A magnitude scale is a numerical tool of reference, most often used to describe either the strength of an earthquake or the brightness of a star as seen from earth. The scale that is most commonly used to denote the brightness of stars, or their "apparent magnitude," is called the astronomical magnitude scale. For the description of earthquakes, the Richter scale and the moment magnitude scale are used.
The astronomical magnitude scale defines the magnitude of stars based on the amount of light they give off as perceived by an observer on earth. The higher a star's magnitude number, the dimmer it appears. For example, the brightness of the sun, our closest star, is about a magnitude -26, while the full moon is assigned a magnitude of about -13.
An observer in an urban area will be able to see some stars at night, but none dimmer than a magnitude three. Someone in a rural area can see stars as dim as magnitude six or seven, and binoculars bring the number almost to ten. Telescopes allow us to see much dimmer stars, up to a magnitude 30, in some cases. It is important to note that although the astronomical magnitude scale can be said to measure brightness, a comet of magnitude three will not be as bright as a star of magnitude three, because a comet's light is spread over a larger area.

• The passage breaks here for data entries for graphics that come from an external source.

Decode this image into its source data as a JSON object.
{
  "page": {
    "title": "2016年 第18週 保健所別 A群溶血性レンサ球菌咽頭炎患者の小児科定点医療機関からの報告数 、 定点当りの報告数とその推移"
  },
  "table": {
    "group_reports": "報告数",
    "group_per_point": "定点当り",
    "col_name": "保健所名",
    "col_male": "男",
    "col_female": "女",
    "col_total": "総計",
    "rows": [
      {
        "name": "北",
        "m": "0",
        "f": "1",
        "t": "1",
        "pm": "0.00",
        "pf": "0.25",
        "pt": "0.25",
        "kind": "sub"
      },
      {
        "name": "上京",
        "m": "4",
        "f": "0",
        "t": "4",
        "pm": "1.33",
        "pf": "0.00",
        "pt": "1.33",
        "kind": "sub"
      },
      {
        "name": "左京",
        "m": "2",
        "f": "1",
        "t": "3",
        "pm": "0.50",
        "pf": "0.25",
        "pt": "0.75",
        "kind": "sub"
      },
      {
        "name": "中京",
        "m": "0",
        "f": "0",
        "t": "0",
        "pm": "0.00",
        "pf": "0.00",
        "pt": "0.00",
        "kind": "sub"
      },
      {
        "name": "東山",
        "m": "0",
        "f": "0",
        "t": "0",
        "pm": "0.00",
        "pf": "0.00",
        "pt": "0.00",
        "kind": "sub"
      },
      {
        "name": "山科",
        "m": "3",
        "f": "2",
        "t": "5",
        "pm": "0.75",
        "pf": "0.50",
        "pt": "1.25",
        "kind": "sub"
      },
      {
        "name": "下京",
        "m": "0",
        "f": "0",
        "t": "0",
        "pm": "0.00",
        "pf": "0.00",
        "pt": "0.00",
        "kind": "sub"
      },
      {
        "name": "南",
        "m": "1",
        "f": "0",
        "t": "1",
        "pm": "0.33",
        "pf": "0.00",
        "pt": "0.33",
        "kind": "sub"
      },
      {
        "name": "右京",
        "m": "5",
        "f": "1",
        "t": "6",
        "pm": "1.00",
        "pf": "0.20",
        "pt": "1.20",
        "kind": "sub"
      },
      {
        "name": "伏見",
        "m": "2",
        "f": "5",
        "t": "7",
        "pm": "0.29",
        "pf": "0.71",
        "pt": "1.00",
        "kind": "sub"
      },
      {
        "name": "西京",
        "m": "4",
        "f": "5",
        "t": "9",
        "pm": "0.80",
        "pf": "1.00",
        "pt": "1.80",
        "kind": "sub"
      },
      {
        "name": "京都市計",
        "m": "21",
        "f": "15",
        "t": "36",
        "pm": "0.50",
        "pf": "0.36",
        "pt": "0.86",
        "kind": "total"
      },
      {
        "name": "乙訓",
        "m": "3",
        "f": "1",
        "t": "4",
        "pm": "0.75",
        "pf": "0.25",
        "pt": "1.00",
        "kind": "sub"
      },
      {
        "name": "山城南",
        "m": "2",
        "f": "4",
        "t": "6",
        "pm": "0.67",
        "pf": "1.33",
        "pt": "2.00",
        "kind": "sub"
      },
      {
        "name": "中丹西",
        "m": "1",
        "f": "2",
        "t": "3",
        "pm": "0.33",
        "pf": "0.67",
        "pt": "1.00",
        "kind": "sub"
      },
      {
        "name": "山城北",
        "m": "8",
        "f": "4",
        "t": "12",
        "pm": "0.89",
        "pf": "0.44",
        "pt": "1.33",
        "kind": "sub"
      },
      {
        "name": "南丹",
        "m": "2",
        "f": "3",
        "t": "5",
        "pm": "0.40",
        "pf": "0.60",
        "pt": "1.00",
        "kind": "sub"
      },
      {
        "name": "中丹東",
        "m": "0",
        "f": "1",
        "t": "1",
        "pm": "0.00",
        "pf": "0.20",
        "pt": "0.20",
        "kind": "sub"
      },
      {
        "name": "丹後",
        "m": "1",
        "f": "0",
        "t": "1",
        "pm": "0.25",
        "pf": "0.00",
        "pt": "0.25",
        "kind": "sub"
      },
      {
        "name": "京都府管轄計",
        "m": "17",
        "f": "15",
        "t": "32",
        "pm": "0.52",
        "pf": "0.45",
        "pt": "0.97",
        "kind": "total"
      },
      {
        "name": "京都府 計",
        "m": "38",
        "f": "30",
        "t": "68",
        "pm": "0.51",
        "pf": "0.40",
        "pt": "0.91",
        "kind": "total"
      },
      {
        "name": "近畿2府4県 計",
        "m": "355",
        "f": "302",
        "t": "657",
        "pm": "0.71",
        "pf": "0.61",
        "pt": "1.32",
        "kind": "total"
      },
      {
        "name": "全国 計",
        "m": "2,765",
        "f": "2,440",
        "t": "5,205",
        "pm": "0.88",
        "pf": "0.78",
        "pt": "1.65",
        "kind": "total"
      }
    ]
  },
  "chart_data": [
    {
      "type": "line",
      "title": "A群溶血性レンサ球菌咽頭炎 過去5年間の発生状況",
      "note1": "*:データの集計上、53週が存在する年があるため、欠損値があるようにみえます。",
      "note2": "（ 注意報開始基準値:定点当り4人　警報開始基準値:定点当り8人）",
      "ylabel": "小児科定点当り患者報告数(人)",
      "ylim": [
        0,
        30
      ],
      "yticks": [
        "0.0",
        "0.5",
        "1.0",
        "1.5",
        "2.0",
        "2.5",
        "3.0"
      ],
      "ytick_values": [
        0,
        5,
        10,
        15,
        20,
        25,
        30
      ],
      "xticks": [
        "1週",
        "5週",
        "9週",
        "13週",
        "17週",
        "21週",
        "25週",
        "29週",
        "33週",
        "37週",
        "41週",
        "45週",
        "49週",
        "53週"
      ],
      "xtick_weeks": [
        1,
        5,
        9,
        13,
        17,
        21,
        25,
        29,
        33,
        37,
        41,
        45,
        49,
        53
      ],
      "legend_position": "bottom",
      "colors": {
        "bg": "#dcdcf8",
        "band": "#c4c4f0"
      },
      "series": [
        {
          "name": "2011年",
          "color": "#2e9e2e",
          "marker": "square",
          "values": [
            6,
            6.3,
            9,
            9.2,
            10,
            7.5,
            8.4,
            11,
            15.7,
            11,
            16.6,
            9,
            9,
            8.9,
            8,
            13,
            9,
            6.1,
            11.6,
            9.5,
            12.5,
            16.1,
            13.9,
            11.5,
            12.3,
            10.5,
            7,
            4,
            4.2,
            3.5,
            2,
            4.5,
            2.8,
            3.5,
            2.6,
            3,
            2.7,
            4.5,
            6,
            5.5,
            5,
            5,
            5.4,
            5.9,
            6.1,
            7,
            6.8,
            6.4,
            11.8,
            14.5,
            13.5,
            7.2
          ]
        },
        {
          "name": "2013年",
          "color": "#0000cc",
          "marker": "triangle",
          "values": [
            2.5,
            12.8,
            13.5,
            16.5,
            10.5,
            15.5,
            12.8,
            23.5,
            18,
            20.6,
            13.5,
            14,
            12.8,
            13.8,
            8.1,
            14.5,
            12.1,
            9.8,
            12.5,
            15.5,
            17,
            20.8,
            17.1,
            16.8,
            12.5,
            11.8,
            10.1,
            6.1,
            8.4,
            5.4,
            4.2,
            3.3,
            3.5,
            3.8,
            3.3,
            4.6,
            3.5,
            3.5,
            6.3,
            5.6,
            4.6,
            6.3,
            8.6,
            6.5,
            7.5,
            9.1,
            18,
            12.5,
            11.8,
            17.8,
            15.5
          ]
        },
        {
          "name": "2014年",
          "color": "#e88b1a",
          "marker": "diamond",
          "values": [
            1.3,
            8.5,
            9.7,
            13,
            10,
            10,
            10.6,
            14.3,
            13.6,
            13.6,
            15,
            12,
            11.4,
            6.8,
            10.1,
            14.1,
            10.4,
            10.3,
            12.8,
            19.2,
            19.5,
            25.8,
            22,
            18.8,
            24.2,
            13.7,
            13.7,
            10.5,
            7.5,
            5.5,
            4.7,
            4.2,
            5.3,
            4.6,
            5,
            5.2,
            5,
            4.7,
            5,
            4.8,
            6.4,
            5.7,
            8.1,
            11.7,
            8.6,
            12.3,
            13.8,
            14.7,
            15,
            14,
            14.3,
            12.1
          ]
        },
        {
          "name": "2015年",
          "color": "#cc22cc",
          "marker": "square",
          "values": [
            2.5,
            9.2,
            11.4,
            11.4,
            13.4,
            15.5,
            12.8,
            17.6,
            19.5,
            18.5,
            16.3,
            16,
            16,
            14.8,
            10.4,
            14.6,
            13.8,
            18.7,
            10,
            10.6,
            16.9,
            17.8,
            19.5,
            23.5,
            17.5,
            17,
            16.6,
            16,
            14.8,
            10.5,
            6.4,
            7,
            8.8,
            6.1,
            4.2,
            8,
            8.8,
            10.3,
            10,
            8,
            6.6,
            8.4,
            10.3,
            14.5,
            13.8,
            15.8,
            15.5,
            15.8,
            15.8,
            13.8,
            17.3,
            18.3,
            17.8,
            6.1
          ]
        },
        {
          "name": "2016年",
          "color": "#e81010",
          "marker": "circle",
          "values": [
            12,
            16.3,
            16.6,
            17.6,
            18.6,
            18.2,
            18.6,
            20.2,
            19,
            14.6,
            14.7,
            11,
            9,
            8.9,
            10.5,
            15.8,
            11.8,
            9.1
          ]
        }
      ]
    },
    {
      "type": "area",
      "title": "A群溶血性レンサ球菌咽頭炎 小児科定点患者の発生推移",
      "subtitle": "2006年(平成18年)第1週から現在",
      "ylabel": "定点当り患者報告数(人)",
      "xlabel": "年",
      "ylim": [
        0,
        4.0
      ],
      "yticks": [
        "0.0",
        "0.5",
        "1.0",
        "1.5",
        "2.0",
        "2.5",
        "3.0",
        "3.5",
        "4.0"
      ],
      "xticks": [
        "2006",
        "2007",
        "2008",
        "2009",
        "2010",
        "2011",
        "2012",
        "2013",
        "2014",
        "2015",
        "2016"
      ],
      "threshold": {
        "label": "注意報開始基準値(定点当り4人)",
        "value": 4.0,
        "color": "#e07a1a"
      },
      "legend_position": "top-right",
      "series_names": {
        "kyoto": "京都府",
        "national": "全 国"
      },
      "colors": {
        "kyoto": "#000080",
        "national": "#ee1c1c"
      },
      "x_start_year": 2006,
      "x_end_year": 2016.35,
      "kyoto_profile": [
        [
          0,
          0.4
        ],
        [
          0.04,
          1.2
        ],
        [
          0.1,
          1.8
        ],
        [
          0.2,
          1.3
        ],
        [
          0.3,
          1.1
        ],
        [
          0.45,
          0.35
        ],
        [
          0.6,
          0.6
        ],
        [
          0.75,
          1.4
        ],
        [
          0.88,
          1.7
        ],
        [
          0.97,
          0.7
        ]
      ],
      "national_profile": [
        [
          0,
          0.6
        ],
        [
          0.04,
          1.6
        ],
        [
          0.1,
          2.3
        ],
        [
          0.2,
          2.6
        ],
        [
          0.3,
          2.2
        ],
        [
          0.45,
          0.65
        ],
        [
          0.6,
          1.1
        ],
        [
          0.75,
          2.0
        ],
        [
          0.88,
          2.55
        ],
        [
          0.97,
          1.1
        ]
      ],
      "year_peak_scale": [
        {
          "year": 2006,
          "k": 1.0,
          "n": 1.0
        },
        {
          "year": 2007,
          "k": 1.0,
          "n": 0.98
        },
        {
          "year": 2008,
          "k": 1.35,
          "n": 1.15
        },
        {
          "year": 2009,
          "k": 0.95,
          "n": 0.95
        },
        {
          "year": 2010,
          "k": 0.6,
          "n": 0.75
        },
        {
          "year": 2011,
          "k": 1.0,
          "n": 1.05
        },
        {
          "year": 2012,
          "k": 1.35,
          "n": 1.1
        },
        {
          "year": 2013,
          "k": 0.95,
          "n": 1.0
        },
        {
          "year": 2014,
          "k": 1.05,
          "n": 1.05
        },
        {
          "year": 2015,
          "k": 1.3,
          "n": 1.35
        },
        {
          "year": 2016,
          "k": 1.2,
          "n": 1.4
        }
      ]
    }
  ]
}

Those who have lived in earthquake-prone areas, or who have studied them to any degree, may be somewhat familiar with the Richter scale, used to measure the magnitude of earthquakes. The Richter magnitude scale assigns a single number from one to ten to represent the total energy released by a quake. It is a logarithmic scale with a base of ten, meaning that an increase of one unit represents ten times more energy released. for example, a magnitude 7.0 quake releases ten times more energy than one measuring 6.0.
The amount of energy released in a quake, as measured by the Richter scale, closely correlates with the amount of its destructive potential. For this reason, it is the most widely understood scale for measuring earthquakes. Closely related to the Richter scale is the moment magnitude scale. It is also logarithmic, but with a base of 30 rather than 10.
The moment magnitude scale measures energy release as a function of the rigidity of the earth, multiplied by the amount of displacement that takes place along a fault, as well as the size of the area which was displaced. Recently, the moment magnitude scale has begun to replace the Richter scale as the most commonly used of the two. In practice, the moment magnitude of a quake is often numerically similar to its Richter scale value, causing this switch to go mostly unnoticed.